In a major coup, AOL has scored Susan Lyne, former CEO and most recently chairman of Gilt Groupe, to oversee its new Brand Group.
Having served on AOL’s board for three years, Lyne is well acquainted with its management team and brand assets.
In her new role, Lyne will be expected to grow traffic across AOL’s properties, including AOL.com and The Huffington Post, while cultivating new relationships up and down Madison Avenue.
“Our efforts center on making all of [AOL’s] brands true destinations for audiences worldwide,” Lyne said on Thursday.
The prize hire follows AOL’s decision in mid-February to begin managing its business by segments, including a Brand Group.
Prior to Gilt, Lyne served as president/CEO of Martha Stewart Living Omnimedia. Before that, she was president of ABC Entertainment, where she helped develop shows like “Desperate Housewives,” “Lost” and “Grey’s Anatomy.”
Lyne joins AOL at a time of rising optimism for the long-struggling Web portal.
“AOL saw positive signs over the last year as a result of its continued investment in a variety of display advertising and media properties,” Clark Fredricksen, vice president of communications at eMarketer, said Thursday. “Its media offering continues to grow more valuable, which obviously puts AOL in a better position than before.”

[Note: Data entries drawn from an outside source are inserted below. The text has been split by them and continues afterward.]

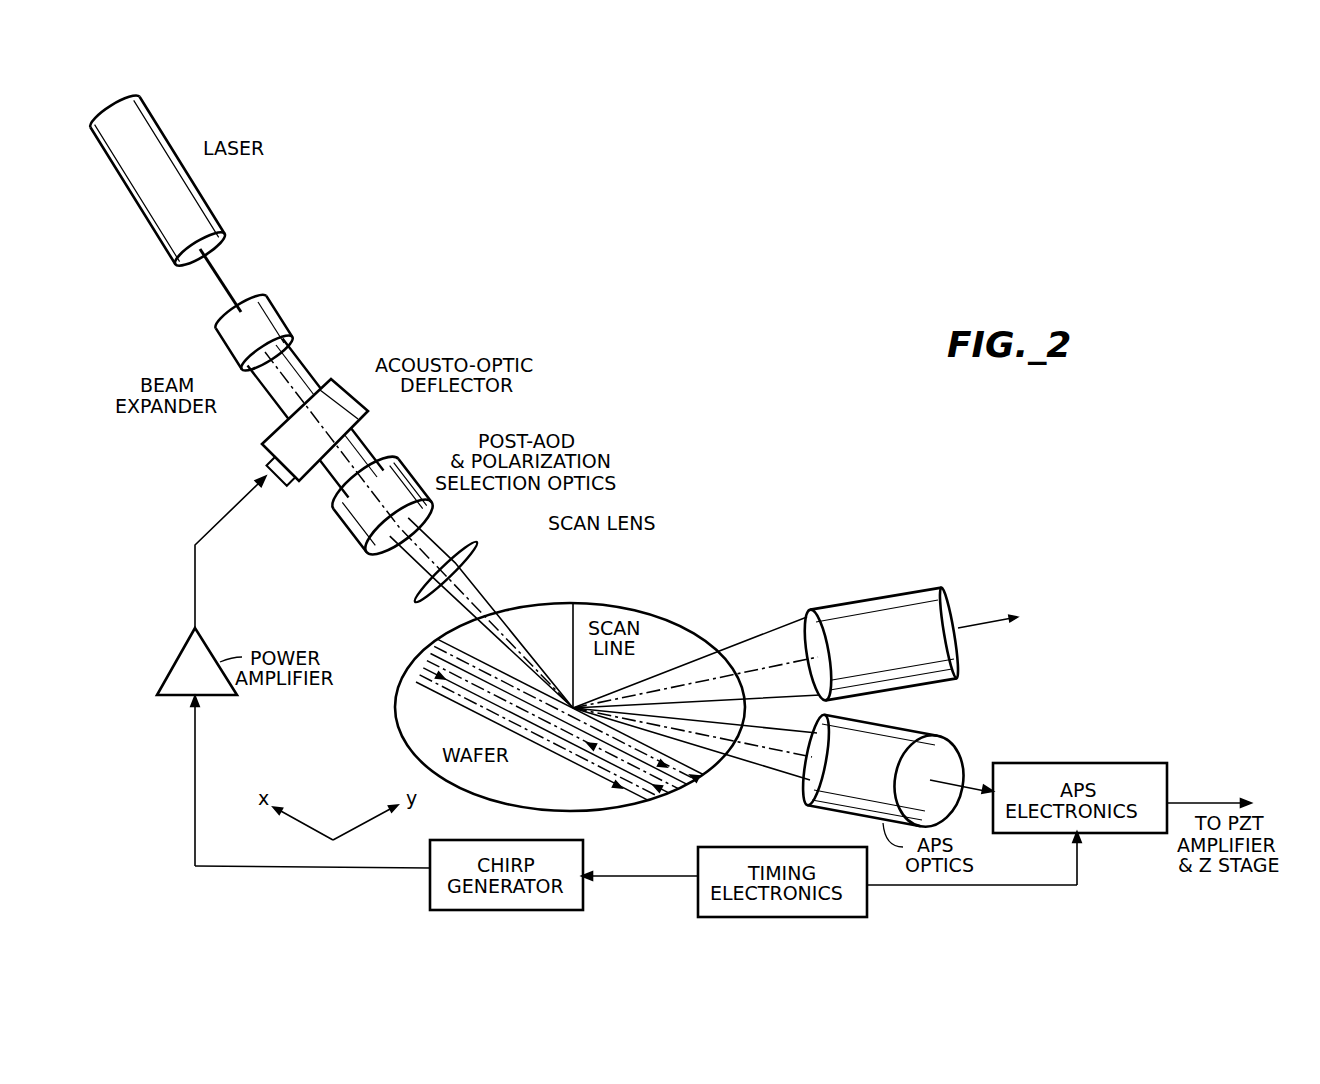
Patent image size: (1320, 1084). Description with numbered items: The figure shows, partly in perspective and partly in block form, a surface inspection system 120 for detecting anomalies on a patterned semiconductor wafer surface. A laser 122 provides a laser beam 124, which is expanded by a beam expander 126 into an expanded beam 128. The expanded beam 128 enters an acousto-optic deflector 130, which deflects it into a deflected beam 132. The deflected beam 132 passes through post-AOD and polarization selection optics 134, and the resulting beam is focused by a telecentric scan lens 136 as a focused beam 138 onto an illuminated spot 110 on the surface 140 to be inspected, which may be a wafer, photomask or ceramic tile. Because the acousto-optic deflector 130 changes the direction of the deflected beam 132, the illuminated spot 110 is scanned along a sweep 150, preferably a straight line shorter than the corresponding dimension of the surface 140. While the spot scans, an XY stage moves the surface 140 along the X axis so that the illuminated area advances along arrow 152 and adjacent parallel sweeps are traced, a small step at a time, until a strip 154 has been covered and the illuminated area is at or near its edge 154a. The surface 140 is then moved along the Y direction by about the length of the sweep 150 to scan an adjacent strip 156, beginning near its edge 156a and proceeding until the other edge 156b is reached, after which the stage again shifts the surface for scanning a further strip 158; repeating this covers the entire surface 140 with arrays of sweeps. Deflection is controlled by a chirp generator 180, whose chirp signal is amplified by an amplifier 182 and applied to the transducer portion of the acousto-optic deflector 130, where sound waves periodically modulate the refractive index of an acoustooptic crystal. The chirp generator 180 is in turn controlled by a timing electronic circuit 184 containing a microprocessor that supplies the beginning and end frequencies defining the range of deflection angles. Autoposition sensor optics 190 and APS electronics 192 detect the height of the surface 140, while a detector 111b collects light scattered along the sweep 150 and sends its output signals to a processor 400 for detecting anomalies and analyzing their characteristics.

The illuminated spot 110 is at (575, 600).
The detector 111b is at (872, 595).
The surface inspection system 120 is at (748, 237).
The laser 122 is at (166, 133).
The laser beam 124 is at (218, 272).
The beam expander 126 is at (228, 345).
The expanded beam 128 is at (267, 405).
The acousto-optic deflector 130 is at (338, 390).
The deflected beam 132 is at (330, 483).
The post-AOD and polarization selection optics 134 is at (412, 475).
The telecentric scan lens 136 is at (470, 548).
The focused beam 138 is at (487, 585).
The surface 140 is at (543, 695).
The sweep 150 is at (557, 740).
The arrow 152 is at (698, 768).
The strip 154 is at (690, 786).
The edge 154a is at (698, 798).
The adjacent strip 156 is at (665, 800).
The edge 156a is at (687, 807).
The edge 156b is at (436, 646).
The strip 158 is at (398, 703).
The chirp generator 180 is at (508, 840).
The amplifier 182 is at (205, 640).
The timing electronic circuit 184 is at (770, 847).
The autoposition sensor optics 190 is at (910, 727).
The APS electronics 192 is at (1080, 763).
The processor 400 is at (1088, 621).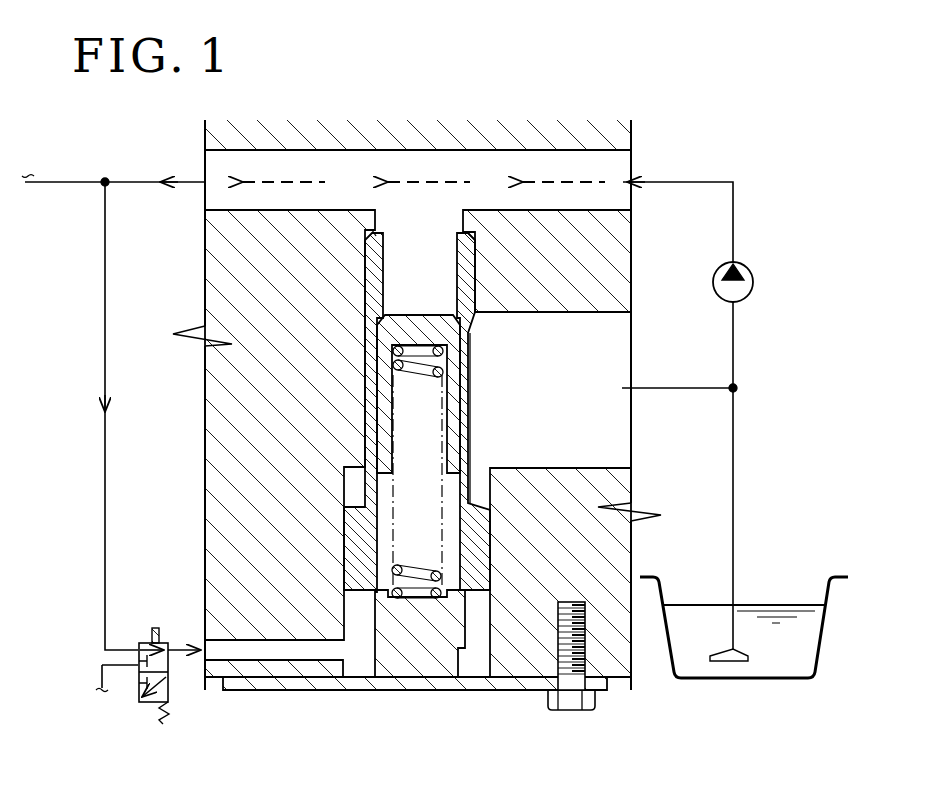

Thanks to healthy increases in global ad revenue, AOL recently reported that fourth-quarter revenues were up 3.9% year-over-year -- to nearly $600 million -- which represented the company’s greatest sales gain in eight years.
Yet, AOL continues to see its share of display dollars slip as Google and Facebook surge further ahead, Fredricksen noted. “AOL accounted for just 3.6% of display revenues in the U.S. last year, down from 4.3% in 2011.”
Google, meanwhile, earned more U.S. display revenues than any other company in 2012, topping the overall $15 billion domestic display ad market with a 15.4% share, according to eMarketer. Facebook accounted for a slightly smaller 14.4% share of the market.
Last year, rumors swirled that AOL was preparing to sell off TechCrunch and Engadget, along with smaller assets like TUAW and Joystiq. Denying the reports, TechCrunch said at the time they stemmed from a never-executed plan by AOL executives to turn its tech properties -- including TechCrunch and Engadget -- into a separate entity, which they would have valued at around $200 million.